David Albright, a former UN weapons inspector and director of the Institute for Science and International Security in Washington is one of them.

"I can no more trust their information," David Albright said.

"It is like a barrage they are throwing up, making all of these accusations. That highly enriched uranium came from Pakistan. That there are two enrichment projects that are active. That bomb designs came from AQ Khan.

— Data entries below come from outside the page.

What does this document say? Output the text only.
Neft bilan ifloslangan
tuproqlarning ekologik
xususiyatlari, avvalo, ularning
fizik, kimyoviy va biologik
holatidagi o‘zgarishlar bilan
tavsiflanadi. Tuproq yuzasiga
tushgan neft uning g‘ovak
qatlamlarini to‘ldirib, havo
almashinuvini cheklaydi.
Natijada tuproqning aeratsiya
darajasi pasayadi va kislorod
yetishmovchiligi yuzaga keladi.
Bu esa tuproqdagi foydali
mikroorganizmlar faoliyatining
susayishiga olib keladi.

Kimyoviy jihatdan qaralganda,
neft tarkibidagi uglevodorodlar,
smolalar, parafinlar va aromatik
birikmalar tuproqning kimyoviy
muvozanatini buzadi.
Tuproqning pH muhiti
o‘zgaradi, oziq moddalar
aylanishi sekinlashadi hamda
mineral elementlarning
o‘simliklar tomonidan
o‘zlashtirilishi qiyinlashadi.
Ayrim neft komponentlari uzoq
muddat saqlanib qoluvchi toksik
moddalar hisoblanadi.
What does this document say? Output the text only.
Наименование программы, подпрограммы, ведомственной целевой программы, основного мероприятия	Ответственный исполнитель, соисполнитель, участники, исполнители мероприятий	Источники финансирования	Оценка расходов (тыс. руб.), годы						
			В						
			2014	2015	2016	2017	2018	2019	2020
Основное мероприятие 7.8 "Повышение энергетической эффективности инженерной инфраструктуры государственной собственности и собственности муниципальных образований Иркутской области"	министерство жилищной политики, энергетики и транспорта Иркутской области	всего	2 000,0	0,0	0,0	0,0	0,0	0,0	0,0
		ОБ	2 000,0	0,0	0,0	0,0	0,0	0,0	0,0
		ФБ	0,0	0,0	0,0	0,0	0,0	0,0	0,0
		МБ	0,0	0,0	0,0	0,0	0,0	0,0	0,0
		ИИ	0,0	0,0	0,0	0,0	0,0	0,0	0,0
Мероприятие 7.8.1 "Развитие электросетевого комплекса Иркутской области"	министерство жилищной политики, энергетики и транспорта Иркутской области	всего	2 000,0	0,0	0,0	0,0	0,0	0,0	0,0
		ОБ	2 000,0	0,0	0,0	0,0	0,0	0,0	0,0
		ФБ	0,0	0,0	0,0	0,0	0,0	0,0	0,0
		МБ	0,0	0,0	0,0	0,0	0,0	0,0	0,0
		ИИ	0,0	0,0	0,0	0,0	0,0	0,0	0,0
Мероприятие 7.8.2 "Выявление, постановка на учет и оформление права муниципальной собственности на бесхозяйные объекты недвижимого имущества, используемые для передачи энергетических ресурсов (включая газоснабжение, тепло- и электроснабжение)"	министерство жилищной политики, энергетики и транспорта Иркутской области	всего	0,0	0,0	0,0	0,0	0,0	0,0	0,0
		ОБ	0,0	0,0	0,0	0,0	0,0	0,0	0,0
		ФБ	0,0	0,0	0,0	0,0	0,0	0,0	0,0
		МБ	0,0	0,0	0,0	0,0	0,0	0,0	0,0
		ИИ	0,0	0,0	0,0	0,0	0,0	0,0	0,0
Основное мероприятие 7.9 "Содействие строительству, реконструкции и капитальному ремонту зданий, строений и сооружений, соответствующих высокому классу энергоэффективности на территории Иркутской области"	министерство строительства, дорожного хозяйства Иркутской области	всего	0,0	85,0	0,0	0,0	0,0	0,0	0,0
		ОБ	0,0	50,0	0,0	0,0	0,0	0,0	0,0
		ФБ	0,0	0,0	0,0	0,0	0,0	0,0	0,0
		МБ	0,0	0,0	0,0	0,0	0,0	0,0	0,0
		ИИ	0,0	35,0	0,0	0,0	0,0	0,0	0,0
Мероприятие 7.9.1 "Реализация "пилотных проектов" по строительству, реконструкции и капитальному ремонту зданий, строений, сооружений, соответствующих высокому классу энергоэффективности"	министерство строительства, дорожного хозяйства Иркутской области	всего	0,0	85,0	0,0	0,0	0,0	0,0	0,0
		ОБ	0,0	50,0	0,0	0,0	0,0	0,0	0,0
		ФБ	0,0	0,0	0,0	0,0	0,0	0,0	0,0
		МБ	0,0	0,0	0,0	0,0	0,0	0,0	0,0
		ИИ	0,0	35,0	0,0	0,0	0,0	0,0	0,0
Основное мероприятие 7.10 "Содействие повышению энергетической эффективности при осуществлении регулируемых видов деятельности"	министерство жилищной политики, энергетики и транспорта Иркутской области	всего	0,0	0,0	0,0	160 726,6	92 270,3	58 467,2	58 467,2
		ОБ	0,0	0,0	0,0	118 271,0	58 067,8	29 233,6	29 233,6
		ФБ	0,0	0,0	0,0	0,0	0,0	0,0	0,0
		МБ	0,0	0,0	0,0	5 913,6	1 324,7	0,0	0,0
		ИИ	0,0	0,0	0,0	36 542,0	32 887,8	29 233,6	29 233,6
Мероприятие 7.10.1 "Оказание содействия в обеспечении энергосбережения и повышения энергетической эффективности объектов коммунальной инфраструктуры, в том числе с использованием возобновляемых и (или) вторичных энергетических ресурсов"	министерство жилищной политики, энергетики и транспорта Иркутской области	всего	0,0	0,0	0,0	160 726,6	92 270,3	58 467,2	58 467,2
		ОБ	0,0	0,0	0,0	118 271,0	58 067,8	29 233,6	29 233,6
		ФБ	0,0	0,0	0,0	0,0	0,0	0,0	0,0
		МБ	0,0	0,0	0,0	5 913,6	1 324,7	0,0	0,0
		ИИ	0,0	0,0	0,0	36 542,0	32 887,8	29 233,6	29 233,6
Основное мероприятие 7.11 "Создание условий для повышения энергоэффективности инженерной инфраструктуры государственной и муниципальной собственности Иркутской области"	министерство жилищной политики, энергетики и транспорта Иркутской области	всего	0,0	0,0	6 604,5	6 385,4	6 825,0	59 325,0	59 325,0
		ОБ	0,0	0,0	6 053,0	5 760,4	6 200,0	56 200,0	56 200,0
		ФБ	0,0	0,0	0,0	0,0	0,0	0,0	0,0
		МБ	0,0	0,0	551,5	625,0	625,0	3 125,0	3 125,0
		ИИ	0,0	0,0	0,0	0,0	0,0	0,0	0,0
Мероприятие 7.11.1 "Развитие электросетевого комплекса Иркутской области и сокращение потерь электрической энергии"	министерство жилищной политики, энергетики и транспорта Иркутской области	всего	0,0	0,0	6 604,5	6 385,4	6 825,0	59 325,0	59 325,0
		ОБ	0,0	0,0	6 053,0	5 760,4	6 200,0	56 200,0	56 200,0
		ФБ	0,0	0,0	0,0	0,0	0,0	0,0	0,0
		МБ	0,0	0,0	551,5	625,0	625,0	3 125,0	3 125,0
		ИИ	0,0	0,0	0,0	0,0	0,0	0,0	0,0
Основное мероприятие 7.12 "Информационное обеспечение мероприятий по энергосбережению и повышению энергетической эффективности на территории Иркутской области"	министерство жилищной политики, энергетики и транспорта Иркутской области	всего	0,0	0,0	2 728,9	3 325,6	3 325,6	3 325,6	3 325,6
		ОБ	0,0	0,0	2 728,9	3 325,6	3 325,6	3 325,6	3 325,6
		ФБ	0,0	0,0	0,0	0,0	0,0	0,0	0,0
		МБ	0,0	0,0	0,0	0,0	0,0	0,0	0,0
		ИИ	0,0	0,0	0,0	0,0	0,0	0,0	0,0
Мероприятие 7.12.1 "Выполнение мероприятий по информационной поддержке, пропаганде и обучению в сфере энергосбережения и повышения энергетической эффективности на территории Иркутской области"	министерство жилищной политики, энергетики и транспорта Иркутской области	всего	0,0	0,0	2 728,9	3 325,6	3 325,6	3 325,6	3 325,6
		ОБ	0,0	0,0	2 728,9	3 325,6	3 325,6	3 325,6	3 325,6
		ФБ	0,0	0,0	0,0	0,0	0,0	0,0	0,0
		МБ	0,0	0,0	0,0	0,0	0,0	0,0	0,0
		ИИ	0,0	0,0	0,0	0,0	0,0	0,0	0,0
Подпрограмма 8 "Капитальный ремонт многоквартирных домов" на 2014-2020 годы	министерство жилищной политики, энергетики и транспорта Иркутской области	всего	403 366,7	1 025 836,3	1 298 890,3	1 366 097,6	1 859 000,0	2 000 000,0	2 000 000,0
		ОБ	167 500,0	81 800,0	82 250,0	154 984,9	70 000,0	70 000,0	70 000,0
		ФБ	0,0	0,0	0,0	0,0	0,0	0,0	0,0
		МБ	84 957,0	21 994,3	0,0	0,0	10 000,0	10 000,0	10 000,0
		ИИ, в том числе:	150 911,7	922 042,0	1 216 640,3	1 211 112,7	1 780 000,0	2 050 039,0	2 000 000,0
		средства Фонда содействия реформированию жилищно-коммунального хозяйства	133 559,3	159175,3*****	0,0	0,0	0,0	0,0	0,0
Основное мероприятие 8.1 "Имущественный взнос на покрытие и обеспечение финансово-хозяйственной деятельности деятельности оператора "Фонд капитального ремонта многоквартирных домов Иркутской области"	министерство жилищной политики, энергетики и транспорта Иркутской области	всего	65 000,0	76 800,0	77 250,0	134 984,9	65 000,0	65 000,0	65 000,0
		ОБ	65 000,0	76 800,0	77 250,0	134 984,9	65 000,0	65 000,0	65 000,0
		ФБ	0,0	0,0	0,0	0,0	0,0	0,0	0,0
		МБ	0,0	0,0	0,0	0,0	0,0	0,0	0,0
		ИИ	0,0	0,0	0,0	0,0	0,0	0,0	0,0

There is not a single bit of evidence that has been offered to back any of this," the website of the Habilian association quoted Albright as saying.

While the MKO provides a major share of the US and Western intelligence on Iran's nuclear activities, Albright said that their claims now reflect "a political agenda."

Meantime, in his piece, Iran's Nuclear Power Play, Dilip Hiro reveals how Tehran was able to secure nuclear, political and trade concessions from the Europeans in return for agreeing to temporarily suspend uranium enrichment.

Washington and its Western allies accuse Iran of trying to develop nuclear weapons under the cover of a civilian nuclear program, while they have never presented any corroborative evidence to substantiate their allegations. Iran denies the charges and insists that its nuclear program is for peaceful purposes only.

Tehran stresses that the country has always pursued a civilian path to provide power to the growing number of Iranian population, whose fossil fuel would eventually run dry.

Despite the rules enshrined in the Non-Proliferation Treaty (NPT) entitling every member state, including Iran, to the right of uranium enrichment, Tehran is now under four rounds of UN Security Council sanctions for turning down West's calls to give up its right of uranium enrichment.

Tehran has dismissed West's demands as politically tainted and illogical, stressing that sanctions and pressures merely consolidate Iranians' national resolve to continue the path.